Cela remet donc au goût du jour la question de l’indépendance monétaire de nos pays. N’est-ce pas ?
Voilà, c’est ça ! Nous sommes actuellement dans une dynamique qui va nous mener en 2015 à l’avènement d’une monnaie unique. Et une autre pour les autres pays de la Cedeao (Communauté économique des Etat de l’Afrique de l’Ouest : Ndlr) qui ne sont pas dans l’Uemoa (Union économique et monétaire ouest africaine : Ndlr).
Cela veut dire que dans l’espace Cedeao on va avoir deux monnaies à l’horizon 2015. Et ces deux monnaies vont converger vers une monnaie unique en 2020. Mais je crois que l’élément le plus important à votre niveau, c’est de savoir si les arrangements monétaires que nous avons avec la France sont à même de nous donner des perspectives de croissance telles que nous les voudrons.
La question générale c’est quoi ? C’est quand vous avez une économie où la valeur de sa monnaie ne reflète pas les tendances majeures de son économie, c’est là où vous avez des problèmes. Cela veut dire tout simplement que la monnaie va s’apprécier ou bien se déprécier par rapport aux tendances non pas de notre économie, mais par rapport aux tendances des économies européennes.
Autrement dit, la performance commerciale de nos pays, leur compétitivité externe ne vont pas dépendre des politiques que nous allons mettre en œuvre, mais va dépendre essentiellement de ce qui se passe en Europe.
Ce qui veut dire que si vous avez une économie européenne relativement performante, la valeur de leur monnaie augmente, donc leur monnaie s’apprécie. Et automatiquement notre monnaie s’apprécie. Vous voyez là que notre monnaie s’apprécie non pour des éléments endogènes, mais par rapport à des éléments exogènes.

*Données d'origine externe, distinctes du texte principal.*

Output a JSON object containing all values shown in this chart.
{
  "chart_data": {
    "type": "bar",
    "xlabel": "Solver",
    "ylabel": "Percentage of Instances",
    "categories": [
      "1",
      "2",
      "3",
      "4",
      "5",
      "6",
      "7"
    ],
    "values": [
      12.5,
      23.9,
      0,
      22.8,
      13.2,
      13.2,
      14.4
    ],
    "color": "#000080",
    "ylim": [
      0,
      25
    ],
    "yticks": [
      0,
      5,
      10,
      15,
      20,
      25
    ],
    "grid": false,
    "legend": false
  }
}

Il nous faudrait donc réfléchir sur des mécanismes qui consisteraient à nous approprier notre destin économique en termes de compétitivité de façon à ce qu’on puisse définir notre politique monétaire, notre politique de change suivant des tendances qui nous sont propres et non pas suivant des contraintes qui nous viennent de l’extérieur et sur lesquelles en définitive on ne pourrait pas grand-chose.

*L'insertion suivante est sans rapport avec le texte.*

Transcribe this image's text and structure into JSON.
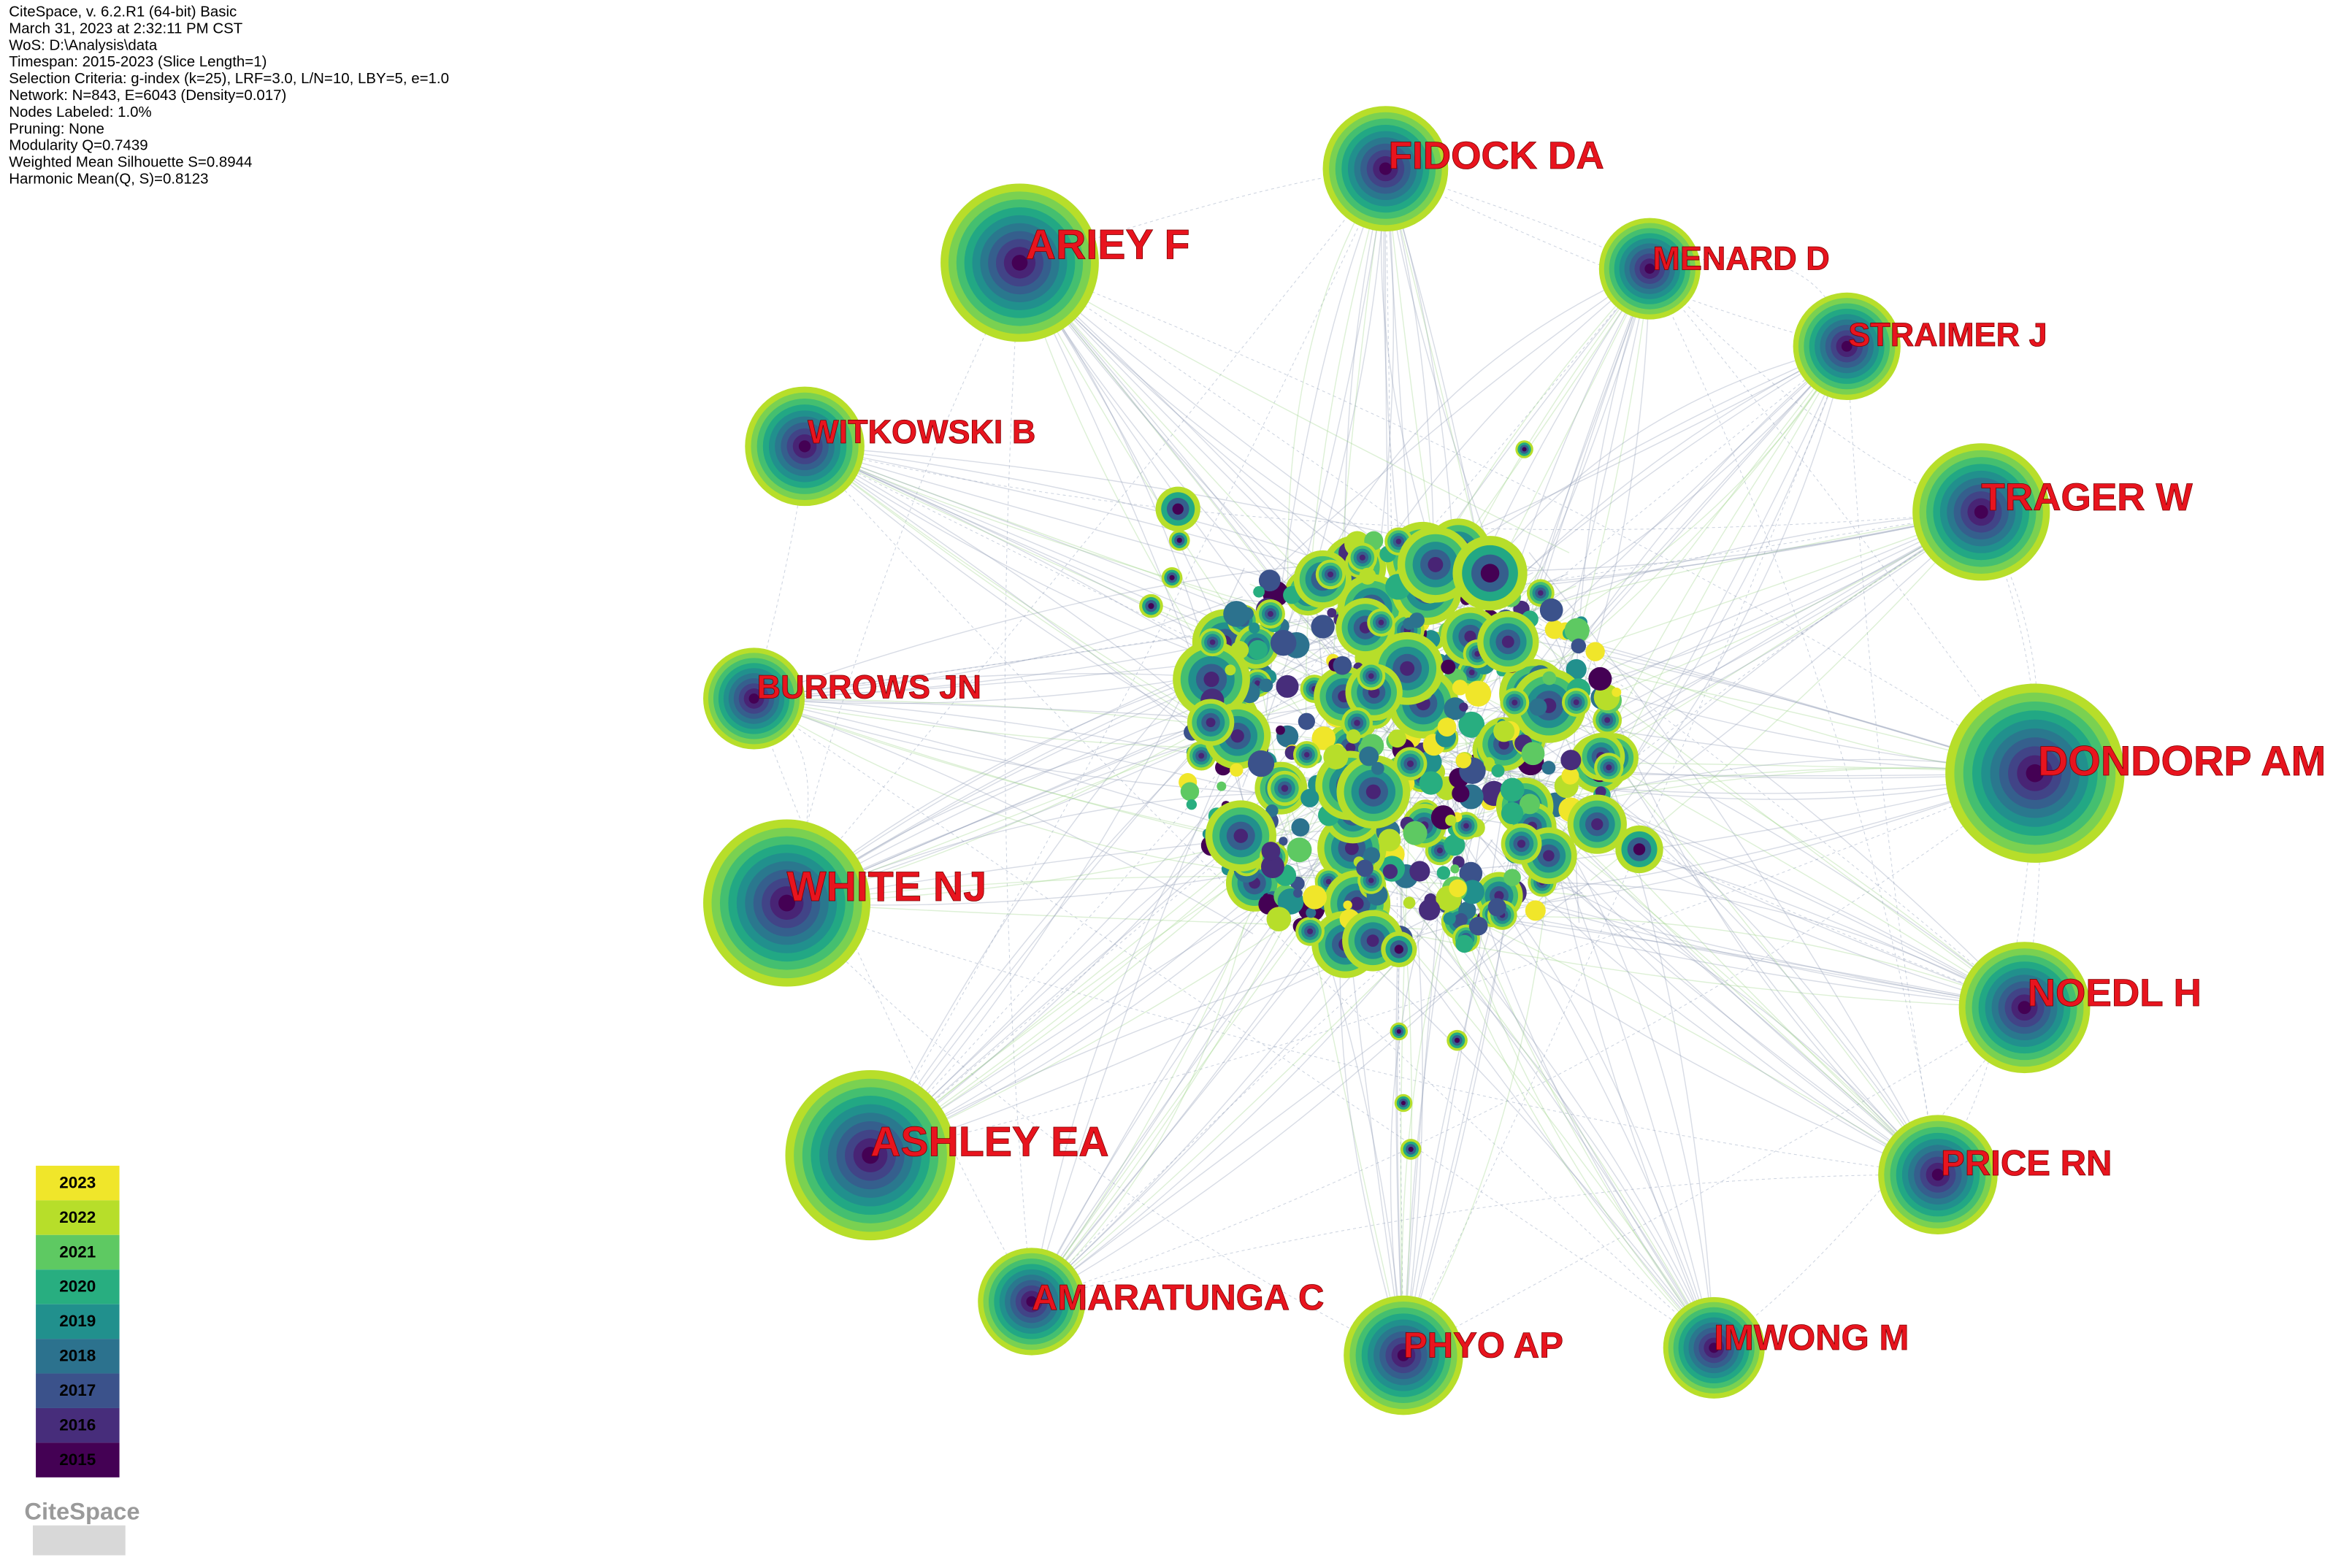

L’idée de création de cette monnaie unique a été agitée en 2000 pour une réalisation en 2002. Aujourd’hui on est en 2014 et presque rien n’est encore fait. Êtes-vous optimiste quant à sa faisabilité ?

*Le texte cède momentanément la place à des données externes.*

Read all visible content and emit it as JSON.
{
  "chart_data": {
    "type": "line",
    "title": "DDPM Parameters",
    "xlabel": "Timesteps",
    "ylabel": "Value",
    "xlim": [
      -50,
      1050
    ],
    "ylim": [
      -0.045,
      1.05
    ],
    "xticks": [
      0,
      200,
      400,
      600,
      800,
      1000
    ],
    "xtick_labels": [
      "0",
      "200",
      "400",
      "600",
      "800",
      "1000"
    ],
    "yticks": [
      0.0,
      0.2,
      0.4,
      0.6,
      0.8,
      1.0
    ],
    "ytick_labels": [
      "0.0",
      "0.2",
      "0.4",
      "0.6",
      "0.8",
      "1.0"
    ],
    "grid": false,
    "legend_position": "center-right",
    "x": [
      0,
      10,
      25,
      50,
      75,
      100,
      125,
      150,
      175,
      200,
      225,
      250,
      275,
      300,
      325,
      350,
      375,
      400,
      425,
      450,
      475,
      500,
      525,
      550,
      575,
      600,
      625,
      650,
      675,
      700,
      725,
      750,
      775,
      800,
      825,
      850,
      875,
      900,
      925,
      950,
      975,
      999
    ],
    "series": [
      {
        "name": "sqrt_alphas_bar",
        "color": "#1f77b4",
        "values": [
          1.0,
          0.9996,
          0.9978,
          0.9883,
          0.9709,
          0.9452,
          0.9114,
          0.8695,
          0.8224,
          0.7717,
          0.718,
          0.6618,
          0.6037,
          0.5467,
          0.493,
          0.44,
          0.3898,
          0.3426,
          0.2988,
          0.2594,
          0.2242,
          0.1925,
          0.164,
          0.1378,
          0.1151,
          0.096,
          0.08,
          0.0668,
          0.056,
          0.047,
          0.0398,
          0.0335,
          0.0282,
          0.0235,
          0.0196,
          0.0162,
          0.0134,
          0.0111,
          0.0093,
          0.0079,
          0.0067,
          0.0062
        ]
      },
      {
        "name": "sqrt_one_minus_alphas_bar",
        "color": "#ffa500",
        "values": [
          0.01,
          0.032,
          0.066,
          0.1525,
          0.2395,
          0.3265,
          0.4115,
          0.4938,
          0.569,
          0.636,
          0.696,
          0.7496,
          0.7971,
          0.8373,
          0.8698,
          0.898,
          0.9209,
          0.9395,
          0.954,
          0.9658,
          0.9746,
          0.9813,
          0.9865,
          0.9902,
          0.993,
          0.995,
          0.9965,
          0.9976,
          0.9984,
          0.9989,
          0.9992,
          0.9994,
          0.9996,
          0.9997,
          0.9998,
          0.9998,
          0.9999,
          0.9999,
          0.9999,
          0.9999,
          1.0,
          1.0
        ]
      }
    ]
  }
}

Oui, je crois que l’optimisme est là. Généralement, quand vous regardez le processus qui nous mène vers ces accords ou vers la mise en œuvre de ces accords d’envergure, ça prend du temps parce que dans ce processus de négociations, les pays ont des intérêts qui, à un moment donné, peuvent être égoïstes.
Donc vous avez des intérêts généraux mais vous avez aussi des intérêts où chacun se dit qu’il nous faut la monnaie unique parce que ça nous favoriserait dans le cadre d’un commerce intra-régional en termes de dynamique économique interne mais également de dynamique communautaire. Les avantages sont donc là.
Maintenant la mise en œuvre de ces accords, la matérialisation de ces intentions n’est pas aussi facile que ça, parce que ce sont des négociations qui doivent prendre en compte la spécificité de chaque pays, les orientations en matière de développement de chaque pays. Vraiment les questions ne manquent pas.
L’une des questions est de savoir, une fois que la monnaie unique arrive, si on doit avoir une parité fixe par rapport à l’Euro. Et si la parité est fixe, quel est le type d’arrangement monétaire qu’on va avoir. Est-ce que la monnaie sera directement liée avec le trésor français tel que nous l’avons avec le Franc Cfa ? Est-ce qu’on doit avoir une autonomie de la politique monétaire ?, etc.
Il y a donc tout un ensemble de questions que les gens agitent. Et chacun va apporter sa propre réponse. Or, tant que nous n’avons pas de réponses satisfaisantes et une cohésion d’ensemble, on n’aura pas cette monnaie unique. La dynamique est là. Le processus peut être inefficace à un moment donné, mais la dynamique est lancée et à terme, je crois qu’on pourra y arriver.